2.1.1 Introduction to Matrices

What are Matrices?

Matrices are rectangular arrays of numbers arranged in rows and columns. They are a powerful tool in mathematics used to solve systems of equations, perform transformations in geometry, and more. Matrices are fundamental in many areas of maths, especially in linear algebra.

Definition of a Matrix

A matrix is typically written as:

A = \begin{pmatrix} a_{11} & a_{12} & \dots & a_{1n} \\ a_{21} & a_{22} & \dots & a_{2n} \\ \vdots & \vdots & \ddots & \vdots \\ a_{m1} & a_{m2} & \dots & a_{mn} \end{pmatrix}

The numbers $a_{ij}$ are called the elements or entries of the matrix.
The subscript $i$ refers to the row, and $j$ refers to the column, so $a_{ij}$ is the element in row $i$ and column $j$ .
A matrix with $m$ rows and $n$ columns is called an $m$ × $n$ matrix (read " $m$ by $n$ ").

Types of Matrices

Row Matrix: A matrix with only one row (e.g., $1 \times n$ ).
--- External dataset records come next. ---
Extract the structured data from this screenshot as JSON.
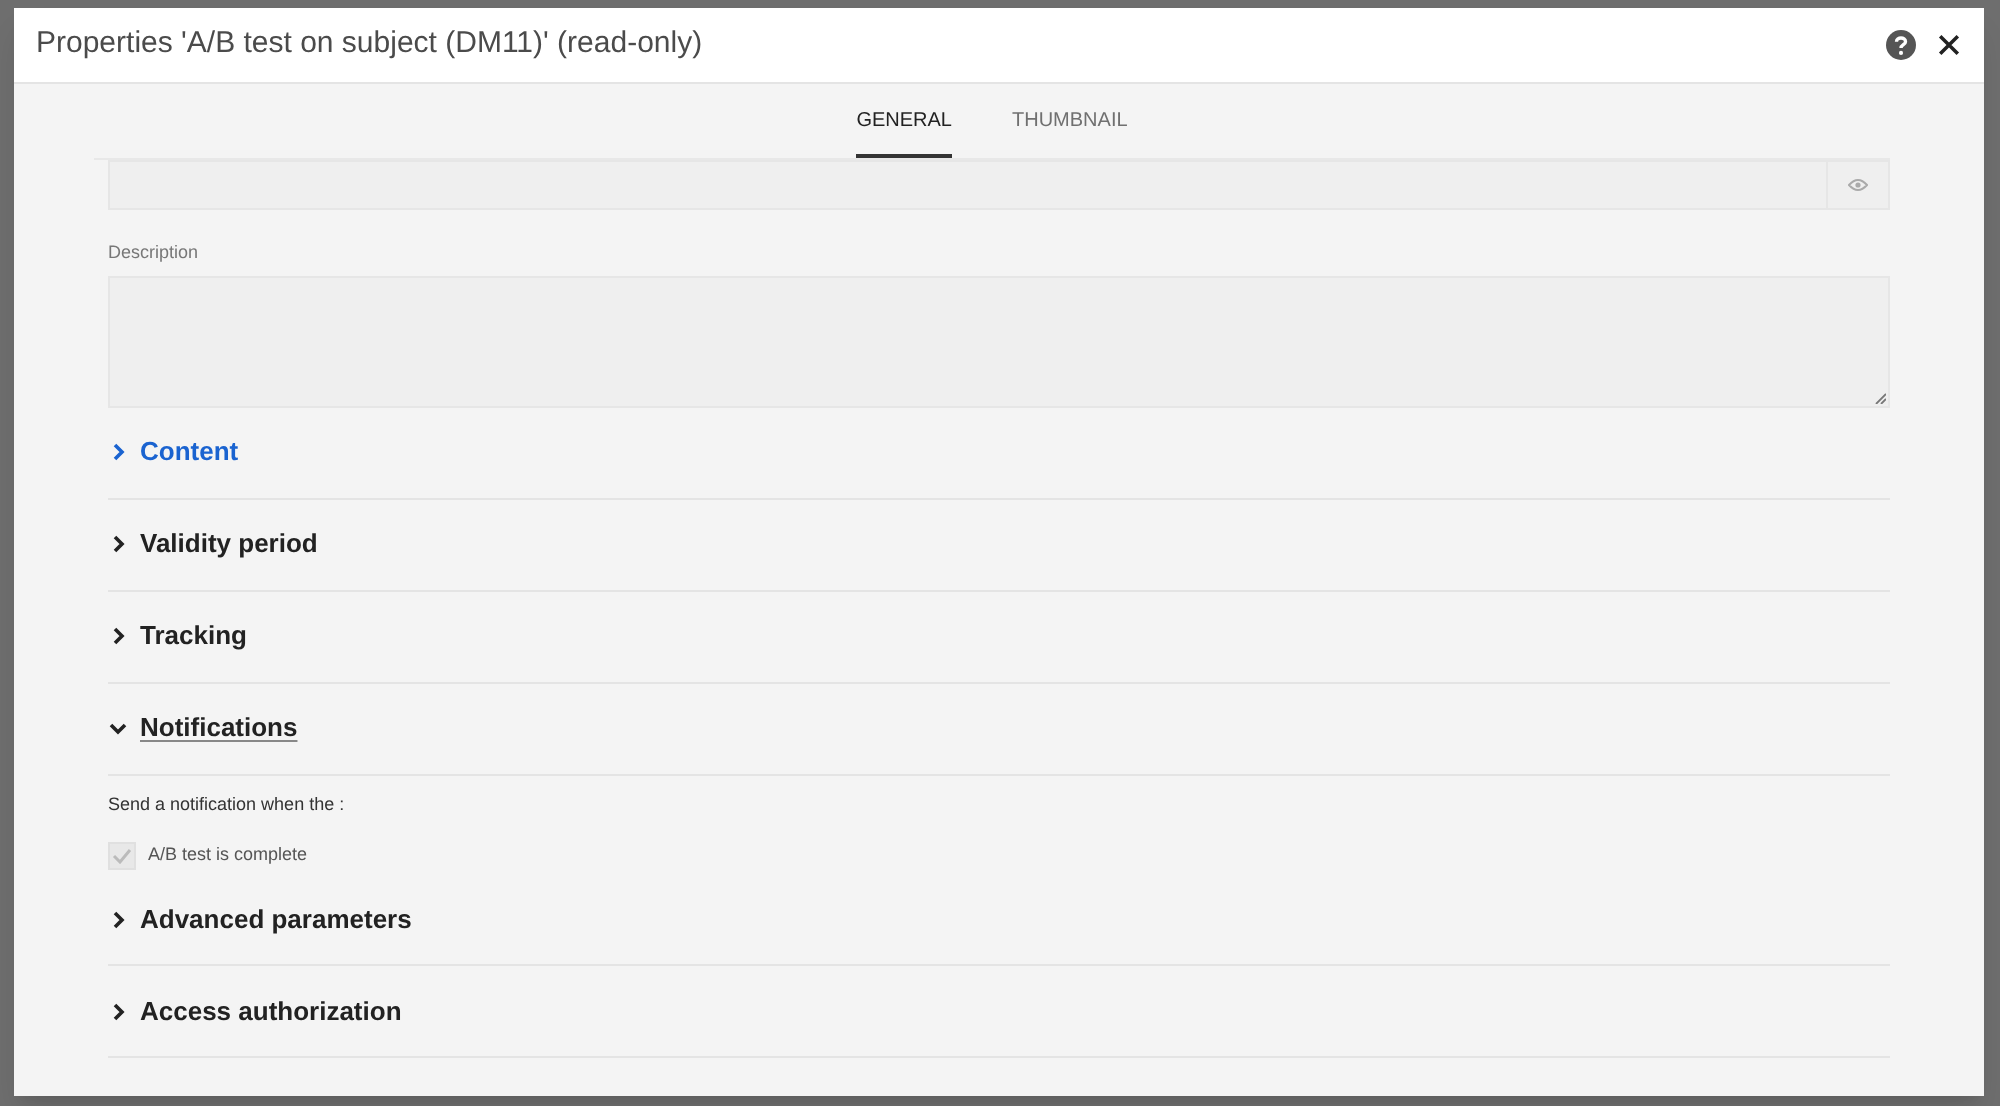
{
  "dialog": {
    "title": "Properties 'A/B test on subject (DM11)' (read-only)"
  },
  "tabs": [
    {
      "label": "GENERAL",
      "selected": true
    },
    {
      "label": "THUMBNAIL",
      "selected": false
    }
  ],
  "description": {
    "label": "Description"
  },
  "sections": [
    {
      "label": "Content",
      "expanded": false,
      "highlighted": true,
      "focused": false
    },
    {
      "label": "Validity period",
      "expanded": false,
      "highlighted": false,
      "focused": false
    },
    {
      "label": "Tracking",
      "expanded": false,
      "highlighted": false,
      "focused": false
    },
    {
      "label": "Notifications",
      "expanded": true,
      "highlighted": false,
      "focused": true,
      "body": {
        "text": "Send a notification when the :",
        "checkbox": {
          "label": "A/B test is complete",
          "checked": true,
          "disabled": true
        }
      }
    },
    {
      "label": "Advanced parameters",
      "expanded": false,
      "highlighted": false,
      "focused": false
    },
    {
      "label": "Access authorization",
      "expanded": false,
      "highlighted": false,
      "focused": false
    }
  ]
}
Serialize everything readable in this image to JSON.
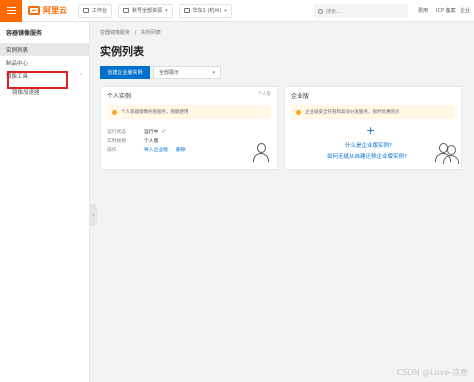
{
  "topbar": {
    "logo_text": "阿里云",
    "nav": [
      {
        "label": "工作台",
        "icon": "home-icon"
      },
      {
        "label": "账号全部资源",
        "icon": "resource-icon"
      },
      {
        "label": "华东1 (杭州)",
        "icon": "location-icon"
      }
    ],
    "search_placeholder": "搜索...",
    "links": [
      "费用",
      "ICP 备案",
      "企业"
    ]
  },
  "sidebar": {
    "title": "容器镜像服务",
    "items": [
      {
        "label": "实例列表",
        "active": true
      },
      {
        "label": "制品中心",
        "active": false
      },
      {
        "label": "镜像工具",
        "active": false,
        "expandable": true
      }
    ],
    "subitems": [
      {
        "label": "镜像加速器"
      }
    ]
  },
  "main": {
    "breadcrumb": [
      "容器镜像服务",
      "实例列表"
    ],
    "breadcrumb_sep": "/",
    "title": "实例列表",
    "create_button": "创建企业版实例",
    "filter_select": "全部展示"
  },
  "personal_card": {
    "title": "个人实例",
    "badge": "个人版",
    "notice": "个人容器镜像托管服务，限额使用",
    "rows": [
      {
        "label": "运行状态",
        "value": "运行中"
      },
      {
        "label": "实例规格",
        "value": "个人版"
      },
      {
        "label": "操作",
        "links": [
          "导入企业版",
          "删除"
        ]
      }
    ]
  },
  "enterprise_card": {
    "title": "企业版",
    "badge": "",
    "notice": "企业级安全托管和高效分发服务，限时优惠购买",
    "link1": "什么是企业版实例?",
    "link2": "如何无缝从自建迁移企业版实例?"
  },
  "watermark": "CSDN @Love-凉息",
  "colors": {
    "brand": "#ff6a00",
    "primary": "#0070cc",
    "highlight": "#e02020",
    "success": "#2ba24c"
  }
}
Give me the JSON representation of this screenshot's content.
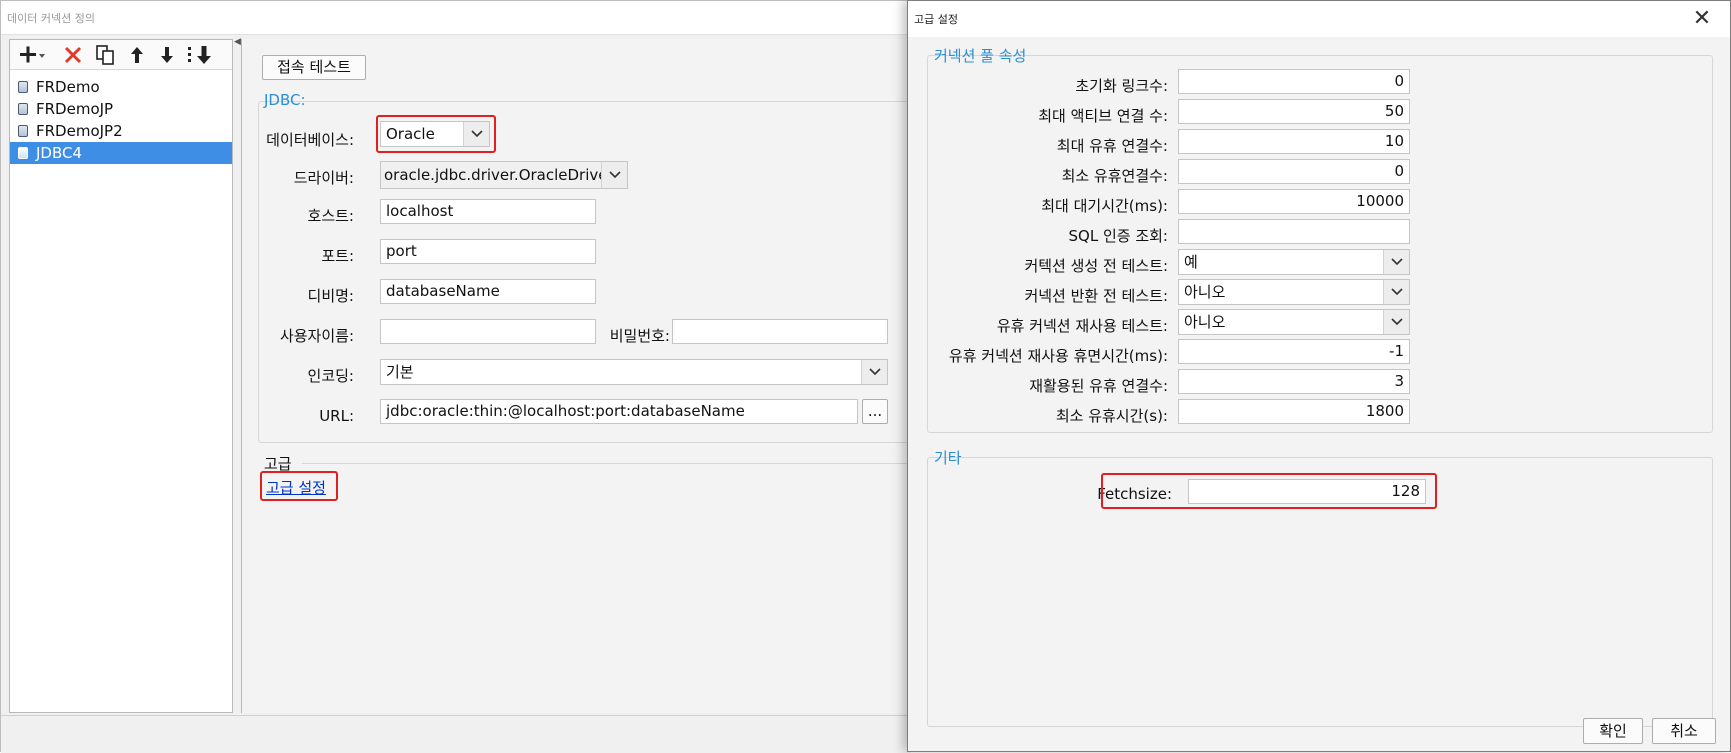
{
  "main_window": {
    "title": "데이터 커넥션 정의",
    "connections": [
      "FRDemo",
      "FRDemoJP",
      "FRDemoJP2",
      "JDBC4"
    ],
    "test_button": "접속 테스트",
    "jdbc_group": "JDBC:",
    "labels": {
      "database": "데이터베이스:",
      "driver": "드라이버:",
      "host": "호스트:",
      "port": "포트:",
      "dbname": "디비명:",
      "username": "사용자이름:",
      "password": "비밀번호:",
      "encoding": "인코딩:",
      "url": "URL:"
    },
    "values": {
      "database": "Oracle",
      "driver": "oracle.jdbc.driver.OracleDriver",
      "host": "localhost",
      "port": "port",
      "dbname": "databaseName",
      "username": "",
      "password": "",
      "encoding": "기본",
      "url": "jdbc:oracle:thin:@localhost:port:databaseName"
    },
    "url_button": "...",
    "advanced_section": "고급",
    "advanced_link": "고급 설정"
  },
  "dialog": {
    "title": "고급 설정",
    "close": "✕",
    "pool_group": "커넥션 풀 속성",
    "pool_rows": [
      {
        "label": "초기화 링크수:",
        "value": "0",
        "type": "text"
      },
      {
        "label": "최대 액티브 연결 수:",
        "value": "50",
        "type": "text"
      },
      {
        "label": "최대 유휴 연결수:",
        "value": "10",
        "type": "text"
      },
      {
        "label": "최소 유휴연결수:",
        "value": "0",
        "type": "text"
      },
      {
        "label": "최대 대기시간(ms):",
        "value": "10000",
        "type": "text"
      },
      {
        "label": "SQL 인증 조회:",
        "value": "",
        "type": "text"
      },
      {
        "label": "커텍션 생성 전 테스트:",
        "value": "예",
        "type": "combo"
      },
      {
        "label": "커넥션 반환 전 테스트:",
        "value": "아니오",
        "type": "combo"
      },
      {
        "label": "유휴 커넥션 재사용 테스트:",
        "value": "아니오",
        "type": "combo"
      },
      {
        "label": "유휴 커넥션 재사용 휴면시간(ms):",
        "value": "-1",
        "type": "text"
      },
      {
        "label": "재활용된 유휴 연결수:",
        "value": "3",
        "type": "text"
      },
      {
        "label": "최소 유휴시간(s):",
        "value": "1800",
        "type": "text"
      }
    ],
    "other_group": "기타",
    "fetchsize_label": "Fetchsize:",
    "fetchsize_value": "128",
    "ok_button": "확인",
    "cancel_button": "취소"
  },
  "colors": {
    "accent_blue": "#2b8fd3",
    "selection": "#3e8ee6",
    "highlight_red": "#e02020",
    "link": "#0033cc"
  }
}
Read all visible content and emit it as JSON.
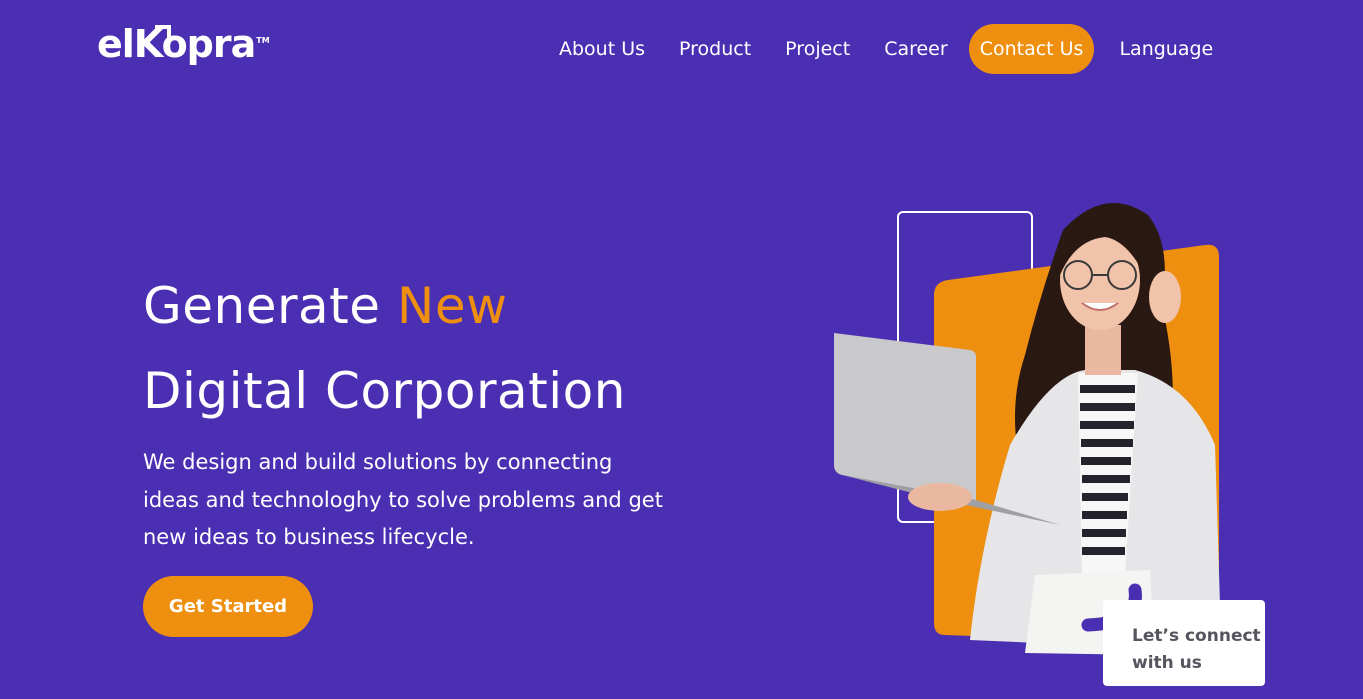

\begin{pmatrix} 1 & 2 & 3 \end{pmatrix}

Column Matrix: A matrix with only one column (e.g., $m \times 1$ ).

\begin{pmatrix} 1 \\ 2 \\ 3 \end{pmatrix}

Square Matrix: A matrix with the same number of rows and columns ( $n \times n$ ).

\begin{pmatrix} 1 & 2 \\ 3 & 4 \end{pmatrix}

Zero Matrix: A matrix where all entries are zero.

\begin{pmatrix} 0 & 0 \\ 0 & 0 \end{pmatrix}

Matrix Notation

Capital letters like A, B, and C are used to denote matrices.
Each element in the matrix is denoted by $a_{ij}$ , where $i$ is the row number and $j$ is the column number.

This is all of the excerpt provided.